Many of the hundreds of people who lined the streets of his Oxfordshire home town had experienced his generous spirit first-hand.
Richard Jones, 62, from Birmingham, met Gibb while the singer was making a documentary about Bomber Command.
Mr Jones described him as a "total gentleman".
He added: "We both had a ride in a Lancaster and then he spoke to me for 15 to 20 minutes. He didn't try to fob me off.
"His songs have been the soundtrack to my life."
Bee Gees fan Sonia Chittenden, from Hartley Wintney, Hampshire, first met Gibb as a 16-year-old, when she mobbed him on stage at the Royal Albert Hall.
"He was the kindest man, the most wonderful man I've ever met," she said.
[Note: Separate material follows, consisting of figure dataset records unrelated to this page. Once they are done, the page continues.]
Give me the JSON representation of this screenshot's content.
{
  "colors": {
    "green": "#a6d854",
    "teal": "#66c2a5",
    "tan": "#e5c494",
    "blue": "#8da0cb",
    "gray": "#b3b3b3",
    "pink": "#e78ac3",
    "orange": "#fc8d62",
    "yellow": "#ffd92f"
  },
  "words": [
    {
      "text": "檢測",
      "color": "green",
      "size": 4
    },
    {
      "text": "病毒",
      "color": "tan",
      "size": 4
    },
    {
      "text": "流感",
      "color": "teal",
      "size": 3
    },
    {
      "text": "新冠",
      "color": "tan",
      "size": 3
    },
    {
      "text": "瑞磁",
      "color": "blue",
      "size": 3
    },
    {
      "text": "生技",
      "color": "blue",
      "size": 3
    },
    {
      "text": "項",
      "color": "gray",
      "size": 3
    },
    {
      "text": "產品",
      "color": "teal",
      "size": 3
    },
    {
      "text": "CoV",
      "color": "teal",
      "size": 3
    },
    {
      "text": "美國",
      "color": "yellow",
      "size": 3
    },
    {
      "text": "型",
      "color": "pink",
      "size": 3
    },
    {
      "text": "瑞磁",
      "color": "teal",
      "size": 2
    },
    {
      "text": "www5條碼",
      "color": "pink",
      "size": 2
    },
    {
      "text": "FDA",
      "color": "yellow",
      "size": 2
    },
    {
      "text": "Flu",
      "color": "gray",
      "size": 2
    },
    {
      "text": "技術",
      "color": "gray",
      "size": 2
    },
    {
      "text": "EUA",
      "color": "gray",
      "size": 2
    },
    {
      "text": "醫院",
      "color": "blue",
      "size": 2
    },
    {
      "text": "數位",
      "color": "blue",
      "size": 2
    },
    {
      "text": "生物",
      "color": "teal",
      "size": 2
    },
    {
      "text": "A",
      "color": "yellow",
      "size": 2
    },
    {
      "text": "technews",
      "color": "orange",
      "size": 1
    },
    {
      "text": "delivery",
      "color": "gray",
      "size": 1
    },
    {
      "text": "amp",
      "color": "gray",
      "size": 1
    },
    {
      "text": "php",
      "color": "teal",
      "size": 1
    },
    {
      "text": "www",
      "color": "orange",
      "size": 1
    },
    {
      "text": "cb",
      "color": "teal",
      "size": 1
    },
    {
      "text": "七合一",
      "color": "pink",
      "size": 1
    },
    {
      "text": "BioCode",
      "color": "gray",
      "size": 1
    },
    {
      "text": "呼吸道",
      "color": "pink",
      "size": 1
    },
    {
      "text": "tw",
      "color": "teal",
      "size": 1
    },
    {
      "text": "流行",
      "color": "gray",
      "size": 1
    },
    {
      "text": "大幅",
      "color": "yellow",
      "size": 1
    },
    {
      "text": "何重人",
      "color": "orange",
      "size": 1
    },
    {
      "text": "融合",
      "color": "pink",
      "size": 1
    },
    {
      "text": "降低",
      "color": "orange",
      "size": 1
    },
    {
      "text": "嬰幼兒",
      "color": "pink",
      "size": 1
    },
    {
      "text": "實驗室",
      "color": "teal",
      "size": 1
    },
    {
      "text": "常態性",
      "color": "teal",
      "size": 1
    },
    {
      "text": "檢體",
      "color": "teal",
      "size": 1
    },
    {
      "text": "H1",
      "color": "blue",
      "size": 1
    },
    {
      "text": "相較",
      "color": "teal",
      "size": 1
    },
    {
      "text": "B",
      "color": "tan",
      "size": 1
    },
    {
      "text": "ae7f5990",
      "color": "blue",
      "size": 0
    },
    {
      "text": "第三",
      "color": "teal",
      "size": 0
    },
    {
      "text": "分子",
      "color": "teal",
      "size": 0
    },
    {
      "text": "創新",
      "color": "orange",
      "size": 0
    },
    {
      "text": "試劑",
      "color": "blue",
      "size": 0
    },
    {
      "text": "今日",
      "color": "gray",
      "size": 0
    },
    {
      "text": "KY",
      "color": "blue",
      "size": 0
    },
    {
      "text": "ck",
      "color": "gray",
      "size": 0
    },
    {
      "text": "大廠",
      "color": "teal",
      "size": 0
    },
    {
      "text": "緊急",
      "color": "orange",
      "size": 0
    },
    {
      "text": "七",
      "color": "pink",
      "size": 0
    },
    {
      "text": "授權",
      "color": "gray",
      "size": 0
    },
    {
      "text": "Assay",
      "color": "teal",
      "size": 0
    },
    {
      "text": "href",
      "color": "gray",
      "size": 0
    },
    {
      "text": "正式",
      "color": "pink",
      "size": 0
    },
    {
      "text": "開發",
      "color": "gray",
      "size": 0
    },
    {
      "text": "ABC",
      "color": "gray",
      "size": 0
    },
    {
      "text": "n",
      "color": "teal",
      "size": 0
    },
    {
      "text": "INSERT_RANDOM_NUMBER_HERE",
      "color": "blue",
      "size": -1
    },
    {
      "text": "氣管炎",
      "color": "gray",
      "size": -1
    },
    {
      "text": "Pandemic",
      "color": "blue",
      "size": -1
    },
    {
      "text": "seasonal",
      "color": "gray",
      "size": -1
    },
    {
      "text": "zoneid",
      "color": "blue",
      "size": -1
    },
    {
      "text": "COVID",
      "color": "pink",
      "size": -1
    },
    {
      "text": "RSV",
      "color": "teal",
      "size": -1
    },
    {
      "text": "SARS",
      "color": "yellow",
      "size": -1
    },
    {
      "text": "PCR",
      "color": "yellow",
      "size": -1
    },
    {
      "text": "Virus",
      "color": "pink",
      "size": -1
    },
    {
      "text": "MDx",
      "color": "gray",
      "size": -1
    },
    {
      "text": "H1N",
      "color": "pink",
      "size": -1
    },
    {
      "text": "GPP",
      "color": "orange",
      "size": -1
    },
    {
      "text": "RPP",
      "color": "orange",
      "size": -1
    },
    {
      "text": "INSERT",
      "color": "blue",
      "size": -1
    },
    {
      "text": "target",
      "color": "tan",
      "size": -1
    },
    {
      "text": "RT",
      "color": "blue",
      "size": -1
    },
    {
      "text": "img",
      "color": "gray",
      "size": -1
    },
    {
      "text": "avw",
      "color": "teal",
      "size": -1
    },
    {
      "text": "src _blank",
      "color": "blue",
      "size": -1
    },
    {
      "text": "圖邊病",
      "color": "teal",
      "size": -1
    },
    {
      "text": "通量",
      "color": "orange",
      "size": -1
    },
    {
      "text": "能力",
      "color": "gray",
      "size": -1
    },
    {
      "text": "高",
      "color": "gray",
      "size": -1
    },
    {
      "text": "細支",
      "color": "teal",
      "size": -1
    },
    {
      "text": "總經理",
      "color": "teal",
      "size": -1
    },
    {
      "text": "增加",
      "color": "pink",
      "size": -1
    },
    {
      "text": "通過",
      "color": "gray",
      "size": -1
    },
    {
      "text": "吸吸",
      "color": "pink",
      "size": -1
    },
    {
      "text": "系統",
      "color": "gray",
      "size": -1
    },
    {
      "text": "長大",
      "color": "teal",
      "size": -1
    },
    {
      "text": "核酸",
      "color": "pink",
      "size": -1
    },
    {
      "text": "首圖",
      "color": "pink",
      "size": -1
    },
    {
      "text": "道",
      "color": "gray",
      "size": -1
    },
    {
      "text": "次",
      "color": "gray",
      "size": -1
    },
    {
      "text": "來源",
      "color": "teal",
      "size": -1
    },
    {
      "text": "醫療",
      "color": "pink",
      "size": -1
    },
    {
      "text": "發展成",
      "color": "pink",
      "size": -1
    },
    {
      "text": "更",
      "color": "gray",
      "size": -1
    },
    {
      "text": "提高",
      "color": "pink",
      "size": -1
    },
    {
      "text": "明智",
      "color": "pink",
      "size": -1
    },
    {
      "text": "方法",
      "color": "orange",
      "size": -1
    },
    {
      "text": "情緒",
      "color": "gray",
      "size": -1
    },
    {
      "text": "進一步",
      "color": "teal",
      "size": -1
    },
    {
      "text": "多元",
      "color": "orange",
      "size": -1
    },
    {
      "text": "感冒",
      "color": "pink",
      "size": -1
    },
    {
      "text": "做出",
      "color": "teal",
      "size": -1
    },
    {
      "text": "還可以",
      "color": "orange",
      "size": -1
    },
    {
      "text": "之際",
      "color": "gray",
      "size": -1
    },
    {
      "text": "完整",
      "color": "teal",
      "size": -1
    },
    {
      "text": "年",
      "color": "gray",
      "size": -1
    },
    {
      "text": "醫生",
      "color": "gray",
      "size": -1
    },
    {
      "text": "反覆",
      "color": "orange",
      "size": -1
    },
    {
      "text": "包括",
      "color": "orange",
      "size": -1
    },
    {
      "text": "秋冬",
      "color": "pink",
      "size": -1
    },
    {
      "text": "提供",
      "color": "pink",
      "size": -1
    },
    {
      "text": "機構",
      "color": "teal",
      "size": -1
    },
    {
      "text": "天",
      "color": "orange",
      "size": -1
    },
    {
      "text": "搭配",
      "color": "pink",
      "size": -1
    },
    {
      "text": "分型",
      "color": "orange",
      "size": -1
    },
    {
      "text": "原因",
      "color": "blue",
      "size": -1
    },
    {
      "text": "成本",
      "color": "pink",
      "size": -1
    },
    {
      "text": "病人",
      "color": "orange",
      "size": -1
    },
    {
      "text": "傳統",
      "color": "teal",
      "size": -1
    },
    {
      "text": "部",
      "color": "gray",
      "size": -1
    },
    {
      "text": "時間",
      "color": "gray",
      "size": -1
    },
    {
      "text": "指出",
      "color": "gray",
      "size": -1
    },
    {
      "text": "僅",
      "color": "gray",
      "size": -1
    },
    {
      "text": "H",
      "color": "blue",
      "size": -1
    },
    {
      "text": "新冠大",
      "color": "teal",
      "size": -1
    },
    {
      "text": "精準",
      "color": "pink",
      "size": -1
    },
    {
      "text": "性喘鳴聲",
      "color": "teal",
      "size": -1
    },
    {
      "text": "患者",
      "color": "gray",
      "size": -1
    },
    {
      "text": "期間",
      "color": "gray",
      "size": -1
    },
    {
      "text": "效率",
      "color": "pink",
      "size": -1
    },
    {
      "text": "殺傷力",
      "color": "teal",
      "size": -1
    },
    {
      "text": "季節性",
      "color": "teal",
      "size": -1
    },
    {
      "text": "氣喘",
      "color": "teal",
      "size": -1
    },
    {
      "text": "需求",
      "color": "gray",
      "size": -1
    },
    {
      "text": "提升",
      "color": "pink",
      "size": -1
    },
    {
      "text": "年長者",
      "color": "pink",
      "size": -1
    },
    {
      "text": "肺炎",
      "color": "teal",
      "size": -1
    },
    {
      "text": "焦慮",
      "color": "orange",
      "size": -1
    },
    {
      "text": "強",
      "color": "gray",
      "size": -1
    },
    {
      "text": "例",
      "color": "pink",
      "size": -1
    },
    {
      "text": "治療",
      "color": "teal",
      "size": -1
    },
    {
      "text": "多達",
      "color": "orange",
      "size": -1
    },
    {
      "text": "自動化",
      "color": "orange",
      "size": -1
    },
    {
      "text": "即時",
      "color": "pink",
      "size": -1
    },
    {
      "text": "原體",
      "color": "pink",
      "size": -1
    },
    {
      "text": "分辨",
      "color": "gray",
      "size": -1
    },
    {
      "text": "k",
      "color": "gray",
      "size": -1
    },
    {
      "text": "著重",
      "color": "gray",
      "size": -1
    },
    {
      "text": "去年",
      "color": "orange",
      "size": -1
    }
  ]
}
Mrs Chittenden recalled how Gibb lacked any "airs or graces" that normally accompany super stardom and how he would frequently stop to speak to her as she followed him around the country to see his UK concerts.
"One time we were waiting outside a recording studio in London and when he came out he said: 'If you beat me back to my house I'll make you a cup of tea'," she recalled.
"He lived in Montpelier Square at the time and he was in a Mercedes and we had to use public transport. We beat him and he said: 'A bet's a bet', and invited us in for tea."
Dr Bala Moddia, from Thame, said that Gibb had lived in the town for 30 years and was "very much a local man".
He added: "He was never pompous and he was often seen in the local bookshop, he was an avid reader and the locals knew him as just one of the villagers."
Moira Harfield, 57, from Winchester, has loved the Bee Gees from the age of 12, has seen them perform almost 30 times and was recently in Miami for Barry Gibb's first solo performance.
"He (Robin Gibb) was always approachable, they always had a lot of time for their fans," she said.
As a pair of red kites, so evocative of this area of Oxfordshire, flew in the wind above Gibb's mansion, the bells of the church opposite started to ring.
A lone piper led the cortege as Gibb's glass-sided carriage began its circular route through the town, allowing his friends and fans one last chance to say their farewell to a much-loved musical legend.